Farklı siyasi görüşlere göre örgütlenen memurların, mali hak
pazarlığına oturması, geçmişte üst bürokrasinin pek de hazzettiği
bir durum değildi.
Ama artık bu kültür yerleşti.
Memur sendikalarının yöneticilerini bizzat bakanlar muhatap almaya
başladı.
Konu maaş olduğu içindir ki memur ile kamu işveren temsilcilerinin
kamuoyu önündeki çıkışları ile perde arkasındaki esneme marjları
her zaman farklıdır.
Burada sorun, "ücret sendikacılığı"nın ağır basmasıdır.
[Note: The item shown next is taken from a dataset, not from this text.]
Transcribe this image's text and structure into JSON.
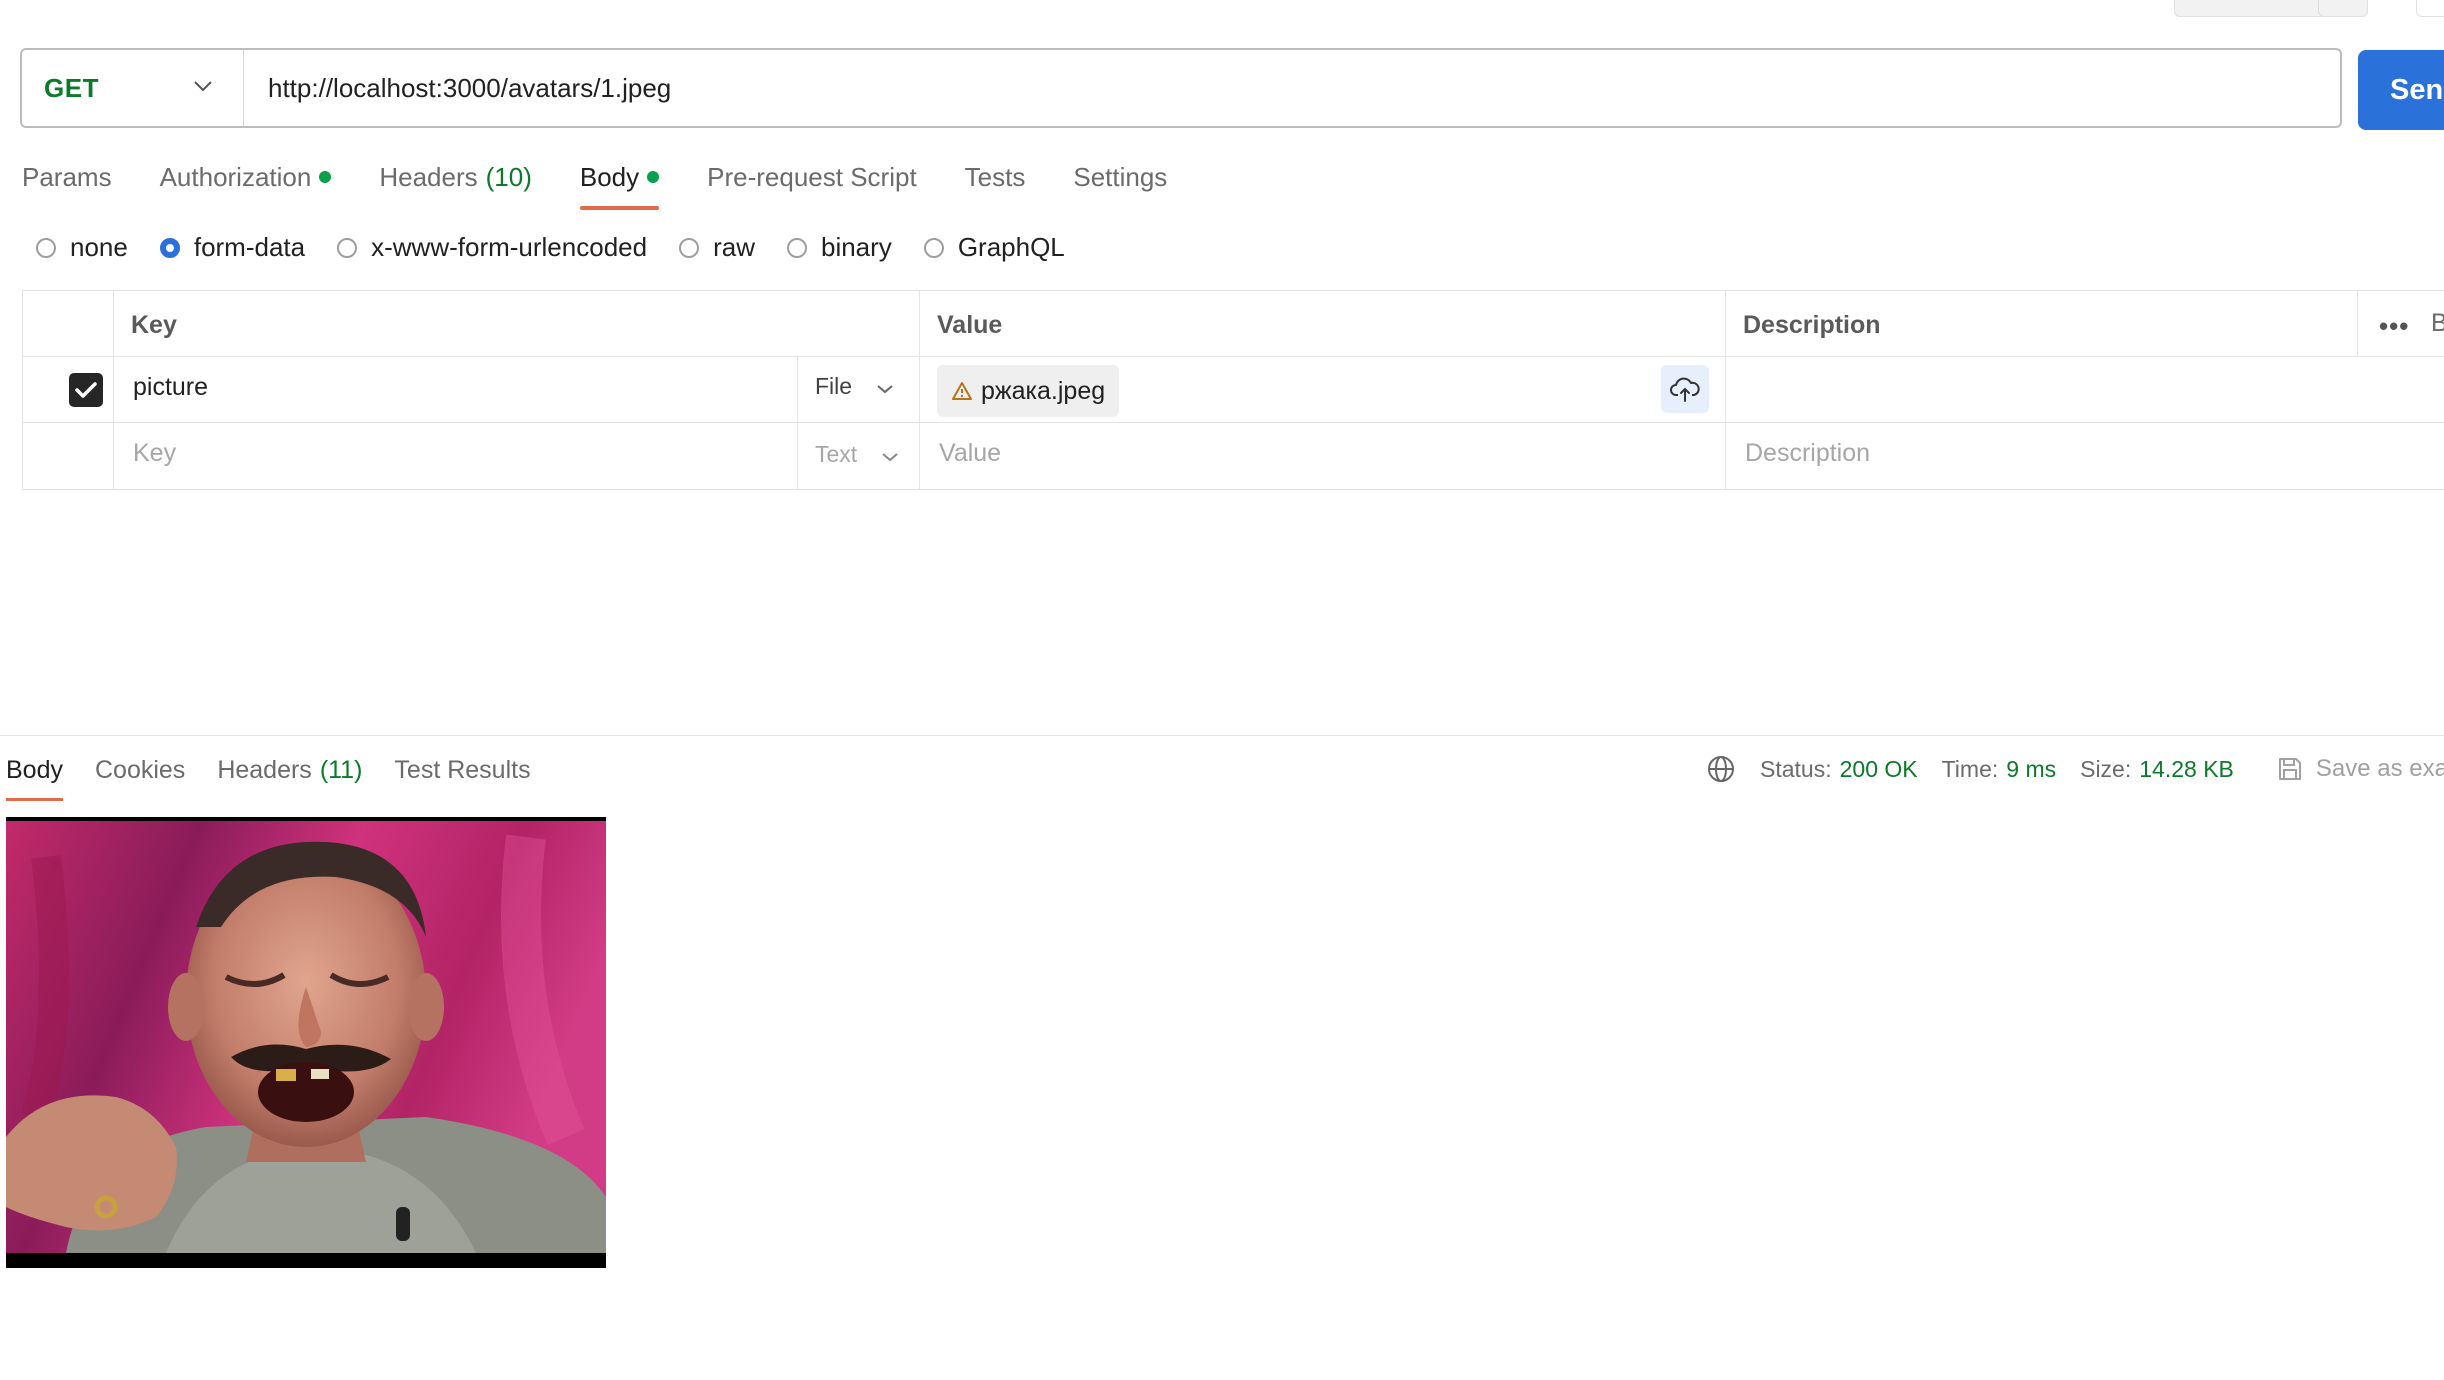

Memurların
çalışma şartları ile ilgili sosyal düzeltmeler de toplu
sözleşmelerin parçası olmakla birlikte iş, gelip "maaş zammı
oranlarına" kilitlenip kalmaktadır.
Ayrıca...
Memur sendikalarının ya siyasete yakın ya da kategorik muhalif
duruşundan kaynaklanan ikircikli pozisyonlar da söz konusu
olmaktadır.
Zam hesabına gelinceye kadar yıl içinde sendika başkanları, gerek
bulundukları kurumlarda gerekse diğer devlet dairelerinde atama,
tayin, terfi gibi özellikli hususlara girmekte, bu gücü sendikanın
üye sayısına tahvil etmeyi de marifet olarak sunmaktadır.
Veya...
Ülkenin, milli birliği ve bütünlüğünü doğrudan ilgilendiren
meselelerde vatanını seven her Türk vatandaşının sergilemesi
gereken karakterli tavrı almaktan kaçınmayan memur sendikaları,
daha sonra bu inisiyatifin siyaseten ödüllendirilmesini de
bekleyebilmektedir.
Önümüzdeki dönemde...
Hele hele Cumhurbaşkanlığı Hükümet Sistemi'ne de geçilmişken
Türkiye'nin iki önemli alanda ertelenmiş adımları atması
gerekmektedir. Bunlar, "kamu personel reformu ve kamu yönetimi
temel yasasıdır."
AK Parti hükümetlerinin özellikle ilk yıllarında epeyce kafa
yorduğu yeni memur rejimi bugün için ihtiyaç olmanın ötesinde artık
aciliyet kazanmıştır. Kamu idarelerinde norm kadro tesisi, ehliyet
ve liyakate dayalı memur istihdamı, mahrumiyet bölgelerinde
nitelikli çalışan bulundurma şartları, ücret-verimlilik dengesinin
kurulması...
Görünür gelecekte neşter vurulması kaçınılmaz başlıklardır.